PhyWorld is post-trained from Wan2.2-I2V-A14B in two stages. Stage 1 enhances physical consistency through flow-matching fine-tuning on a video-to-video continuation pipeline. Stage 2 enforces physical laws through reinforcement learning with Direct Preference Optimization (DPO), using human-annotated preference pairs drawn directly from the PhyGround evaluation pool.
Stage 1 Physical Consistency Enhancement
Video-to-video continuation with Wan-VAE conditioning, a binary mask delimiting preserved vs. synthesised frames, and a CLIP global-context embedding injected via decoupled cross-attention. The DiT is trained with rectified-flow matching on OpenVid-1M clips, filtered for inter-frame CLIP cosine similarity and per-clip optical-flow magnitude, yielding smooth, motion-controlled supervision.
Stage 2 Physics Enforcement via DPO
A rank-16 LoRA adapter is wrapped around the Wan2.2 denoiser's attention and feed-forward projections. Preference pairs are derived from PhyGround human ratings: within-prompt winner/loser pairs with score margin ≥ 1.0. A class-balanced 1,000-pair trainset spans seven physical-event classes; DPO is restricted to the high-noise window t ∈ [901, 999] with β = 100 to suppress reward hacking.
Preference data, grounded in PhyGround
Stage 2 reuses the 2,000 human-rated videos behind the PhyGround benchmark (~350 raters, ~4,500 cleaned annotations on a 1–5 Likert scale across semantic alignment, physical-temporal validity, and persistence).

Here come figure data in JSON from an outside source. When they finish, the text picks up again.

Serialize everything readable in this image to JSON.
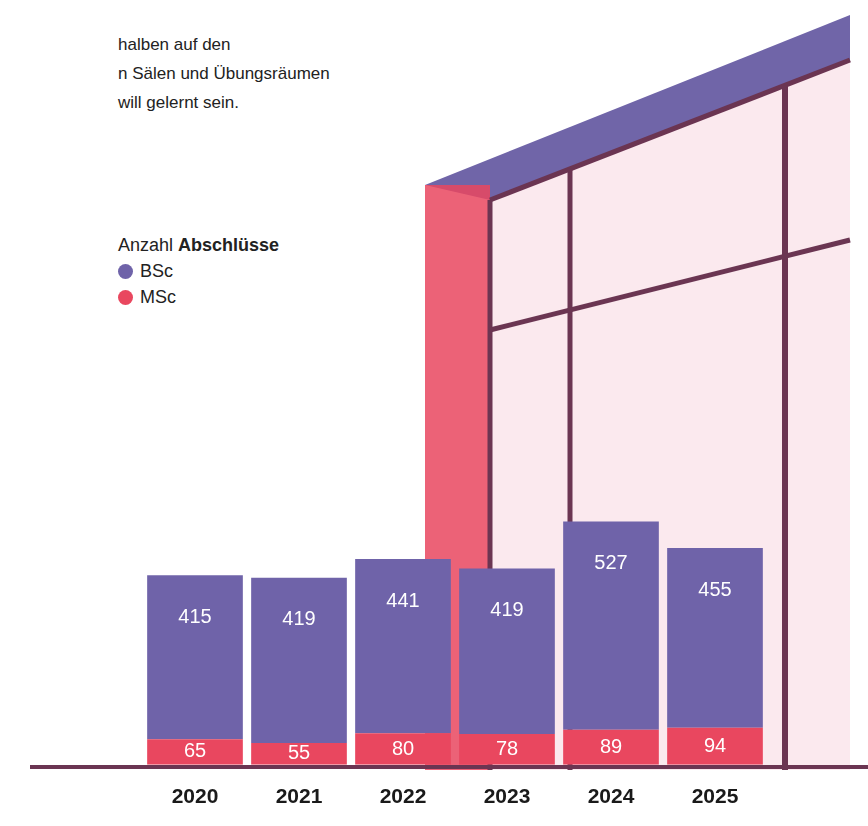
{
  "chart_data": {
    "type": "bar",
    "annotations": [
      "halben auf den",
      "n Sälen und Übungsräumen",
      "will gelernt sein."
    ],
    "legend_title": "Anzahl Abschlüsse",
    "categories": [
      "2020",
      "2021",
      "2022",
      "2023",
      "2024",
      "2025"
    ],
    "series": [
      {
        "name": "BSc",
        "color": "#6f63a9",
        "values": [
          415,
          419,
          441,
          419,
          527,
          455
        ]
      },
      {
        "name": "MSc",
        "color": "#e9475f",
        "values": [
          65,
          55,
          80,
          78,
          89,
          94
        ]
      }
    ],
    "stacked": true,
    "data_labels": true,
    "ylim": [
      0,
      1000
    ],
    "tick_labels": "x",
    "grid": false,
    "legend": "top-left"
  }
}
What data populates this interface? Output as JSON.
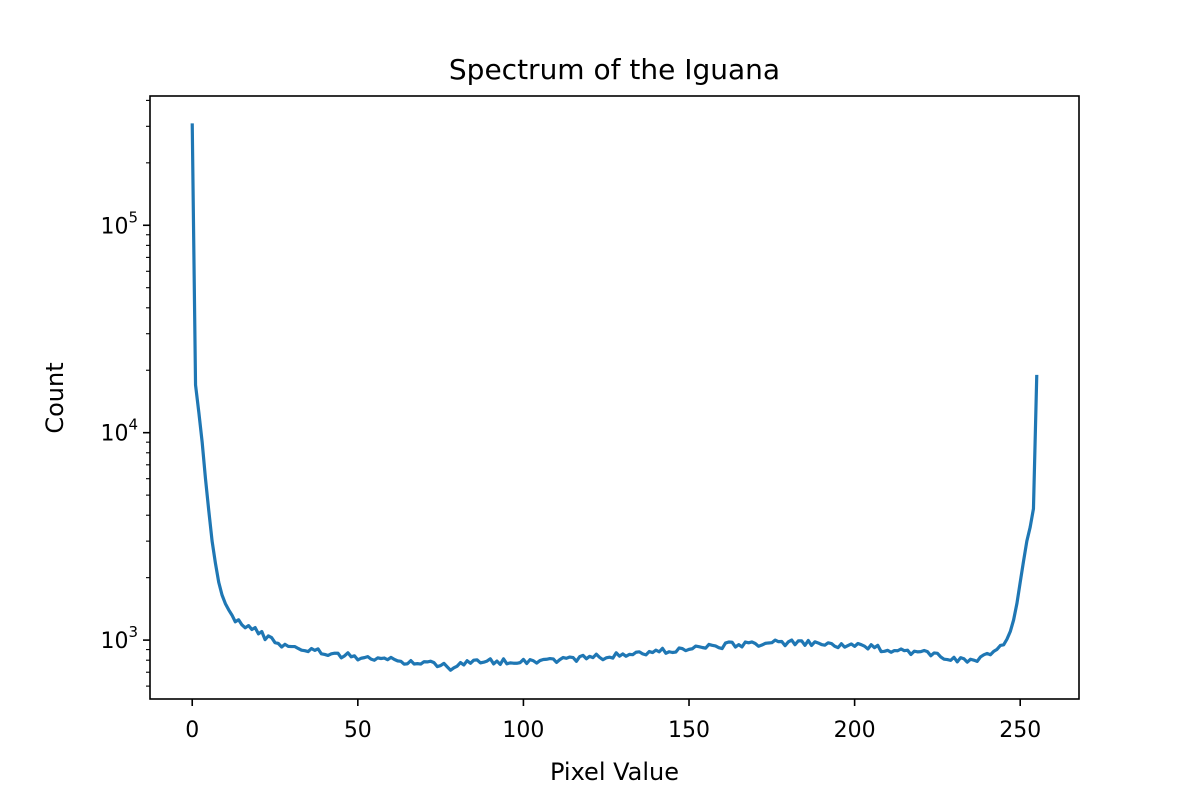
{
  "chart_data": {
    "type": "line",
    "title": "Spectrum of the Iguana",
    "xlabel": "Pixel Value",
    "ylabel": "Count",
    "xlim": [
      -12.75,
      267.75
    ],
    "ylim": [
      520,
      420000
    ],
    "yscale": "log",
    "grid": false,
    "x_ticks": [
      0,
      50,
      100,
      150,
      200,
      250
    ],
    "x_tick_labels": [
      "0",
      "50",
      "100",
      "150",
      "200",
      "250"
    ],
    "y_ticks": [
      1000,
      10000,
      100000
    ],
    "y_tick_labels": [
      {
        "base": "10",
        "exp": "3"
      },
      {
        "base": "10",
        "exp": "4"
      },
      {
        "base": "10",
        "exp": "5"
      }
    ],
    "line_color": "#1f77b4",
    "series": [
      {
        "anchors": [
          [
            0,
            310000
          ],
          [
            1,
            17000
          ],
          [
            2,
            12500
          ],
          [
            3,
            9000
          ],
          [
            4,
            6000
          ],
          [
            5,
            4200
          ],
          [
            6,
            3000
          ],
          [
            7,
            2350
          ],
          [
            8,
            1900
          ],
          [
            9,
            1650
          ],
          [
            10,
            1500
          ],
          [
            11,
            1400
          ],
          [
            12,
            1320
          ],
          [
            13,
            1270
          ],
          [
            14,
            1230
          ],
          [
            15,
            1190
          ],
          [
            16,
            1170
          ],
          [
            18,
            1140
          ],
          [
            20,
            1090
          ],
          [
            22,
            1040
          ],
          [
            25,
            990
          ],
          [
            28,
            940
          ],
          [
            30,
            930
          ],
          [
            35,
            900
          ],
          [
            40,
            870
          ],
          [
            45,
            850
          ],
          [
            50,
            830
          ],
          [
            55,
            815
          ],
          [
            60,
            800
          ],
          [
            65,
            785
          ],
          [
            70,
            775
          ],
          [
            75,
            770
          ],
          [
            78,
            740
          ],
          [
            80,
            760
          ],
          [
            85,
            780
          ],
          [
            90,
            790
          ],
          [
            95,
            790
          ],
          [
            100,
            795
          ],
          [
            105,
            800
          ],
          [
            110,
            805
          ],
          [
            115,
            815
          ],
          [
            120,
            825
          ],
          [
            125,
            835
          ],
          [
            130,
            845
          ],
          [
            135,
            860
          ],
          [
            140,
            880
          ],
          [
            145,
            895
          ],
          [
            150,
            910
          ],
          [
            155,
            925
          ],
          [
            160,
            940
          ],
          [
            165,
            955
          ],
          [
            170,
            965
          ],
          [
            175,
            970
          ],
          [
            180,
            970
          ],
          [
            185,
            965
          ],
          [
            190,
            955
          ],
          [
            195,
            945
          ],
          [
            200,
            935
          ],
          [
            205,
            920
          ],
          [
            210,
            905
          ],
          [
            215,
            890
          ],
          [
            220,
            870
          ],
          [
            225,
            850
          ],
          [
            230,
            810
          ],
          [
            233,
            790
          ],
          [
            236,
            800
          ],
          [
            238,
            810
          ],
          [
            240,
            840
          ],
          [
            242,
            880
          ],
          [
            244,
            930
          ],
          [
            245,
            960
          ],
          [
            246,
            1000
          ],
          [
            247,
            1100
          ],
          [
            248,
            1250
          ],
          [
            249,
            1500
          ],
          [
            250,
            1900
          ],
          [
            251,
            2400
          ],
          [
            252,
            3000
          ],
          [
            253,
            3500
          ],
          [
            254,
            4300
          ],
          [
            255,
            19000
          ]
        ],
        "jitter": 0.035
      }
    ]
  }
}
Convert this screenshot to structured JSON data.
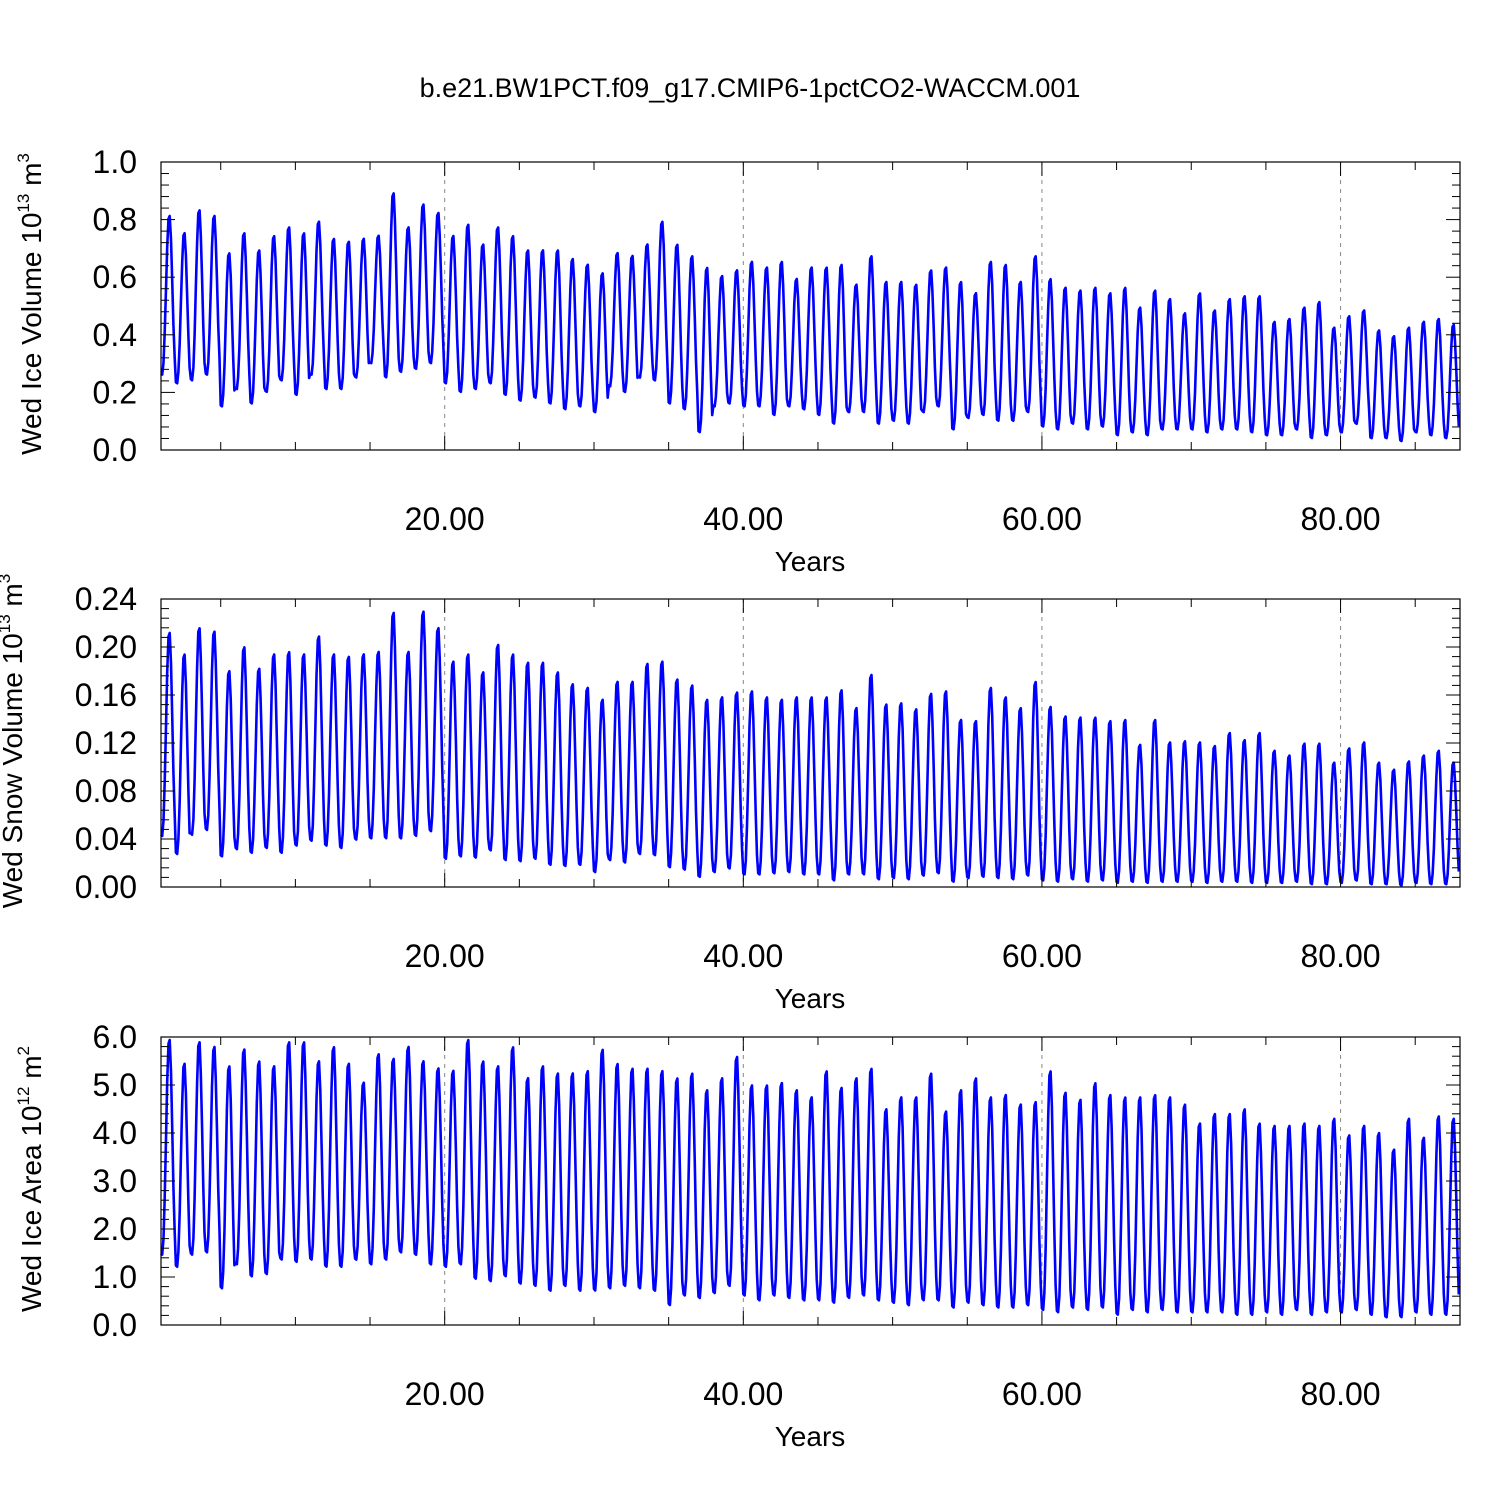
{
  "title": "b.e21.BW1PCT.f09_g17.CMIP6-1pctCO2-WACCM.001",
  "chart_data": [
    {
      "type": "line",
      "ylabel": "Wed Ice Volume 10",
      "yunit_exp": "13",
      "yunit": " m",
      "yunit_pow": "3",
      "xlabel": "Years",
      "xlim": [
        1,
        88
      ],
      "ylim": [
        0.0,
        1.0
      ],
      "xticks": [
        20,
        40,
        60,
        80
      ],
      "xtick_labels": [
        "20.00",
        "40.00",
        "60.00",
        "80.00"
      ],
      "yticks": [
        0.0,
        0.2,
        0.4,
        0.6,
        0.8,
        1.0
      ],
      "ytick_labels": [
        "0.0",
        "0.2",
        "0.4",
        "0.6",
        "0.8",
        "1.0"
      ],
      "grid": "dashed vertical at labeled x ticks",
      "color": "#0000ff",
      "series": [
        {
          "x_start": 1,
          "annual_max": [
            0.82,
            0.76,
            0.84,
            0.82,
            0.69,
            0.76,
            0.7,
            0.75,
            0.78,
            0.76,
            0.8,
            0.74,
            0.73,
            0.74,
            0.75,
            0.9,
            0.78,
            0.86,
            0.83,
            0.75,
            0.79,
            0.72,
            0.78,
            0.75,
            0.7,
            0.7,
            0.7,
            0.67,
            0.65,
            0.62,
            0.69,
            0.68,
            0.72,
            0.8,
            0.72,
            0.68,
            0.64,
            0.61,
            0.63,
            0.66,
            0.64,
            0.66,
            0.6,
            0.64,
            0.64,
            0.65,
            0.58,
            0.68,
            0.59,
            0.59,
            0.58,
            0.63,
            0.64,
            0.59,
            0.55,
            0.66,
            0.65,
            0.59,
            0.68,
            0.6,
            0.57,
            0.56,
            0.57,
            0.55,
            0.57,
            0.5,
            0.56,
            0.53,
            0.48,
            0.55,
            0.49,
            0.53,
            0.54,
            0.54,
            0.45,
            0.46,
            0.5,
            0.52,
            0.43,
            0.47,
            0.49,
            0.42,
            0.4,
            0.43,
            0.45,
            0.46,
            0.44
          ],
          "annual_min": [
            0.26,
            0.23,
            0.24,
            0.26,
            0.15,
            0.21,
            0.16,
            0.2,
            0.24,
            0.19,
            0.26,
            0.21,
            0.21,
            0.25,
            0.3,
            0.25,
            0.27,
            0.28,
            0.3,
            0.23,
            0.2,
            0.21,
            0.23,
            0.19,
            0.17,
            0.18,
            0.16,
            0.14,
            0.15,
            0.13,
            0.22,
            0.2,
            0.25,
            0.24,
            0.16,
            0.14,
            0.06,
            0.15,
            0.16,
            0.15,
            0.15,
            0.12,
            0.15,
            0.14,
            0.12,
            0.09,
            0.13,
            0.13,
            0.09,
            0.1,
            0.09,
            0.13,
            0.15,
            0.07,
            0.11,
            0.12,
            0.1,
            0.1,
            0.13,
            0.08,
            0.07,
            0.09,
            0.07,
            0.08,
            0.05,
            0.06,
            0.05,
            0.07,
            0.07,
            0.07,
            0.06,
            0.07,
            0.07,
            0.06,
            0.05,
            0.05,
            0.07,
            0.04,
            0.05,
            0.06,
            0.09,
            0.04,
            0.04,
            0.03,
            0.06,
            0.05,
            0.04
          ],
          "x_end": 88
        }
      ]
    },
    {
      "type": "line",
      "ylabel": "Wed Snow Volume 10",
      "yunit_exp": "13",
      "yunit": " m",
      "yunit_pow": "3",
      "xlabel": "Years",
      "xlim": [
        1,
        88
      ],
      "ylim": [
        0.0,
        0.24
      ],
      "xticks": [
        20,
        40,
        60,
        80
      ],
      "xtick_labels": [
        "20.00",
        "40.00",
        "60.00",
        "80.00"
      ],
      "yticks": [
        0.0,
        0.04,
        0.08,
        0.12,
        0.16,
        0.2,
        0.24
      ],
      "ytick_labels": [
        "0.00",
        "0.04",
        "0.08",
        "0.12",
        "0.16",
        "0.20",
        "0.24"
      ],
      "grid": "dashed vertical at labeled x ticks",
      "color": "#0000ff",
      "series": [
        {
          "x_start": 1,
          "annual_max": [
            0.214,
            0.196,
            0.218,
            0.215,
            0.182,
            0.202,
            0.184,
            0.196,
            0.198,
            0.196,
            0.211,
            0.196,
            0.194,
            0.196,
            0.198,
            0.231,
            0.198,
            0.232,
            0.218,
            0.19,
            0.196,
            0.181,
            0.204,
            0.196,
            0.189,
            0.189,
            0.181,
            0.171,
            0.168,
            0.158,
            0.173,
            0.173,
            0.188,
            0.19,
            0.175,
            0.17,
            0.158,
            0.16,
            0.164,
            0.165,
            0.16,
            0.158,
            0.16,
            0.16,
            0.16,
            0.166,
            0.151,
            0.179,
            0.154,
            0.155,
            0.15,
            0.163,
            0.165,
            0.141,
            0.14,
            0.168,
            0.16,
            0.151,
            0.173,
            0.152,
            0.144,
            0.143,
            0.143,
            0.14,
            0.141,
            0.12,
            0.141,
            0.122,
            0.123,
            0.122,
            0.119,
            0.13,
            0.124,
            0.13,
            0.115,
            0.111,
            0.121,
            0.121,
            0.105,
            0.117,
            0.122,
            0.105,
            0.099,
            0.106,
            0.111,
            0.115,
            0.105
          ],
          "annual_min": [
            0.042,
            0.027,
            0.043,
            0.047,
            0.025,
            0.031,
            0.028,
            0.032,
            0.028,
            0.034,
            0.038,
            0.034,
            0.032,
            0.039,
            0.04,
            0.04,
            0.04,
            0.042,
            0.046,
            0.023,
            0.025,
            0.024,
            0.03,
            0.022,
            0.021,
            0.023,
            0.018,
            0.017,
            0.018,
            0.012,
            0.022,
            0.02,
            0.027,
            0.026,
            0.016,
            0.014,
            0.008,
            0.012,
            0.015,
            0.01,
            0.01,
            0.011,
            0.012,
            0.01,
            0.01,
            0.005,
            0.01,
            0.01,
            0.006,
            0.007,
            0.006,
            0.009,
            0.011,
            0.004,
            0.007,
            0.008,
            0.007,
            0.006,
            0.009,
            0.005,
            0.004,
            0.006,
            0.004,
            0.005,
            0.003,
            0.004,
            0.003,
            0.004,
            0.004,
            0.004,
            0.003,
            0.004,
            0.004,
            0.003,
            0.003,
            0.003,
            0.004,
            0.002,
            0.002,
            0.003,
            0.005,
            0.002,
            0.002,
            0.001,
            0.003,
            0.002,
            0.002
          ],
          "x_end": 88
        }
      ]
    },
    {
      "type": "line",
      "ylabel": "Wed Ice Area 10",
      "yunit_exp": "12",
      "yunit": " m",
      "yunit_pow": "2",
      "xlabel": "Years",
      "xlim": [
        1,
        88
      ],
      "ylim": [
        0.0,
        6.0
      ],
      "xticks": [
        20,
        40,
        60,
        80
      ],
      "xtick_labels": [
        "20.00",
        "40.00",
        "60.00",
        "80.00"
      ],
      "yticks": [
        0.0,
        1.0,
        2.0,
        3.0,
        4.0,
        5.0,
        6.0
      ],
      "ytick_labels": [
        "0.0",
        "1.0",
        "2.0",
        "3.0",
        "4.0",
        "5.0",
        "6.0"
      ],
      "grid": "dashed vertical at labeled x ticks",
      "color": "#0000ff",
      "series": [
        {
          "x_start": 1,
          "annual_max": [
            6.0,
            5.5,
            5.95,
            5.85,
            5.45,
            5.8,
            5.55,
            5.45,
            5.95,
            5.95,
            5.55,
            5.85,
            5.5,
            5.1,
            5.7,
            5.6,
            5.85,
            5.55,
            5.4,
            5.35,
            6.0,
            5.55,
            5.45,
            5.85,
            5.2,
            5.45,
            5.3,
            5.3,
            5.35,
            5.8,
            5.5,
            5.4,
            5.4,
            5.35,
            5.2,
            5.3,
            4.95,
            5.2,
            5.65,
            5.05,
            5.05,
            5.1,
            4.95,
            4.8,
            5.35,
            5.0,
            5.2,
            5.4,
            4.55,
            4.8,
            4.8,
            5.3,
            4.5,
            4.95,
            5.2,
            4.8,
            4.85,
            4.65,
            4.7,
            5.35,
            4.9,
            4.75,
            5.1,
            4.85,
            4.8,
            4.8,
            4.85,
            4.8,
            4.65,
            4.25,
            4.45,
            4.45,
            4.55,
            4.25,
            4.2,
            4.2,
            4.25,
            4.2,
            4.35,
            4.0,
            4.2,
            4.05,
            3.7,
            4.35,
            3.95,
            4.4,
            4.35
          ],
          "annual_min": [
            1.45,
            1.2,
            1.45,
            1.5,
            0.75,
            1.25,
            1.0,
            1.05,
            1.35,
            1.3,
            1.35,
            1.2,
            1.2,
            1.35,
            1.25,
            1.35,
            1.5,
            1.45,
            1.25,
            1.2,
            1.25,
            0.95,
            0.9,
            1.0,
            0.85,
            0.8,
            0.7,
            0.8,
            0.7,
            0.7,
            0.75,
            0.8,
            0.75,
            0.7,
            0.4,
            0.6,
            0.55,
            0.65,
            0.8,
            0.6,
            0.5,
            0.6,
            0.55,
            0.5,
            0.5,
            0.45,
            0.55,
            0.6,
            0.5,
            0.45,
            0.4,
            0.5,
            0.5,
            0.35,
            0.45,
            0.4,
            0.35,
            0.35,
            0.4,
            0.3,
            0.25,
            0.35,
            0.3,
            0.35,
            0.2,
            0.3,
            0.25,
            0.3,
            0.25,
            0.25,
            0.25,
            0.25,
            0.2,
            0.2,
            0.25,
            0.2,
            0.3,
            0.2,
            0.25,
            0.25,
            0.3,
            0.2,
            0.15,
            0.15,
            0.25,
            0.2,
            0.2
          ],
          "x_end": 88
        }
      ]
    }
  ]
}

Pairs are produced by a four-stage content-addressed pipeline (T0 score → T1 pair → T2 encode → T3 subset), with a 42-prompt holdout reserved for validation. The final trainset contains 1,000 pairs over 208 conditioning-image groups, class-balanced over collision / rebound, destruction / deformation, fluids, shadow / reflection, chain / multi-stage, rolling / sliding, and throwing / ballistic events.
Evaluation protocol
We evaluate generation quality with 500 random prompts from VBench at 480p, reporting subject consistency, background consistency, motion smoothness, dynamic degree, aesthetic quality, and imaging quality. For physical faithfulness we use PhyGround's 250-prompt TI2V benchmark and its released PhyJudge-9B judge model under deterministic decoding, with semantic alignment (SA), physical-temporal validity (PTV), and persistence as general dimensions, and solid-body, fluid, and optical pools as per-domain physics scores.